Namun kondisinya saat ini membuatnya tidak diperbolehkan melakukan hobinya, bermain sepak bola dan basket. “Walaupun berat, tapi saya harus menerima dan menghadapinya dengan semangat, karena sehat itu begitu indah,” tutupnya.
Kekentalan Darah Bukan Penyakit (Aru W. Sudoyo, SpPD, KHOM, FINASIM, FCAP, ahli penyakit dalam FKUI)
Kekentalan darah terjadi akibat kurangnya trombosit (zat yang berperan dalam pembekuan darah) dalam darah. Akibatnya darah mudah lekat antara satu dan yang lainnya. Kekentalan darah bukanlah penyakit melainkan genetik sehingga tidak ada obat yang bisa mengobatinya. Salah satu cara yang bisa dilakukan adalah mengencerkan darah dengan minum obat dalam jangka panjang.
Gaya hidup yang tidak sehat seperti merokok, tidak menjaga kolesterol dalam tubuh, dan stres dapat memicu tingginya risiko. Orang yang memiliki kekentalan darah jika memiliki kolesterol tinggi atau memiliki kebiasaan merokok maka darah akan semakin sulit mengalir. Sebab kolesterol yang menempel pada pembuluh darah akan membuat pembuluh darah menyempit. Rokok dapat merusak pembuluh darah bagian dalam (endotel) yang berperan mengaktifkan sistem pembekuan darah. Cara mendeteksinya adalah dengan pemeriksaan darah khusus kekentalan darah atau Anticardioliphin antibodies (ACA).

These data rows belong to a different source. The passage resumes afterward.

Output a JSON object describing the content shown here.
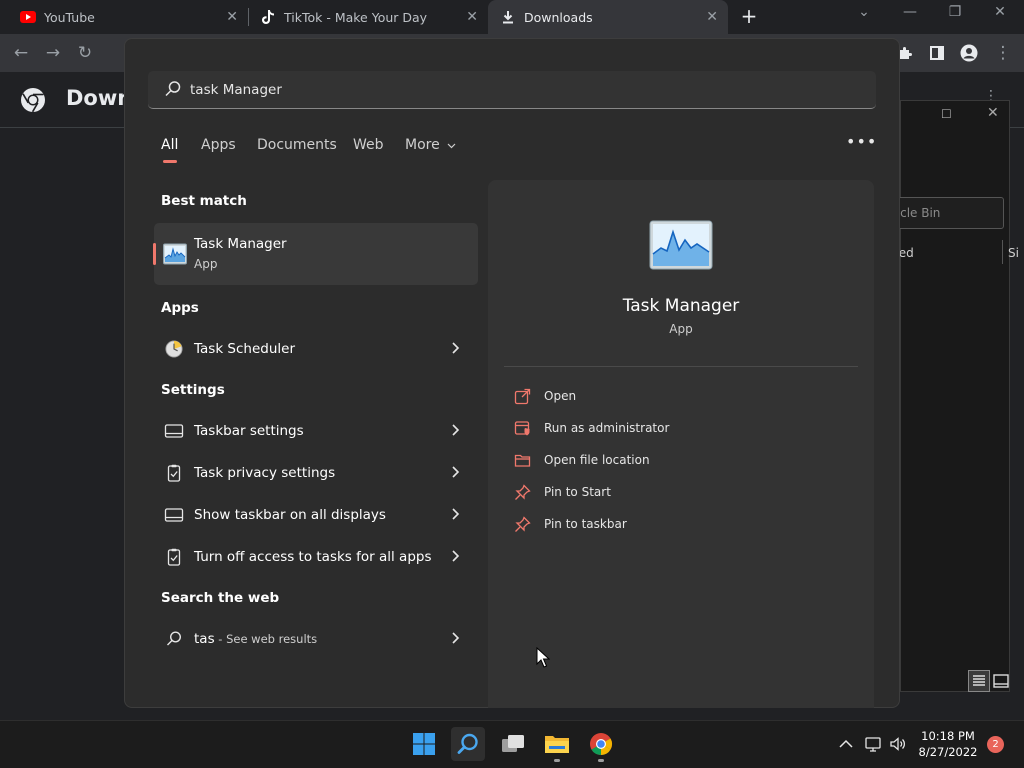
{
  "browser": {
    "tabs": [
      {
        "title": "YouTube",
        "icon": "youtube-icon"
      },
      {
        "title": "TikTok - Make Your Day",
        "icon": "tiktok-icon"
      },
      {
        "title": "Downloads",
        "icon": "download-icon",
        "active": true
      }
    ],
    "page_title": "Down"
  },
  "background_window": {
    "search_placeholder": "ycle Bin",
    "col1": "ted",
    "col2": "Si"
  },
  "search": {
    "query": "task Manager",
    "tabs": [
      "All",
      "Apps",
      "Documents",
      "Web",
      "More"
    ],
    "active_tab": "All",
    "best_match_heading": "Best match",
    "best_match": {
      "name": "Task Manager",
      "type": "App"
    },
    "apps_heading": "Apps",
    "apps": [
      {
        "label": "Task Scheduler"
      }
    ],
    "settings_heading": "Settings",
    "settings": [
      {
        "label": "Taskbar settings"
      },
      {
        "label": "Task privacy settings"
      },
      {
        "label": "Show taskbar on all displays"
      },
      {
        "label": "Turn off access to tasks for all apps"
      }
    ],
    "web_heading": "Search the web",
    "web": {
      "query": "tas",
      "suffix": " - See web results"
    }
  },
  "detail": {
    "name": "Task Manager",
    "type": "App",
    "actions": [
      "Open",
      "Run as administrator",
      "Open file location",
      "Pin to Start",
      "Pin to taskbar"
    ]
  },
  "taskbar": {
    "time": "10:18 PM",
    "date": "8/27/2022",
    "notifications": "2"
  },
  "colors": {
    "accent": "#f0786c",
    "flyout_bg": "#2c2c2c",
    "taskbar_bg": "#1c1c1c"
  }
}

Seluruh organ yang dilalui darah bisa terkena dampak gangguan ini. Pada mata menyebabkan kebutaan, di telinga menyebabkan tuli, di saraf otak menyebabkan stroke, dan pada jantung menyebabkan serangan jantung tiba-tiba hingga kerusakan katup. Pada perempuan, kekentalan darah ini bisa menyerang organ reproduksi. Akibatnya, bisa memicu keguguran berulang, innfertilitas, dan kelahiran prematur.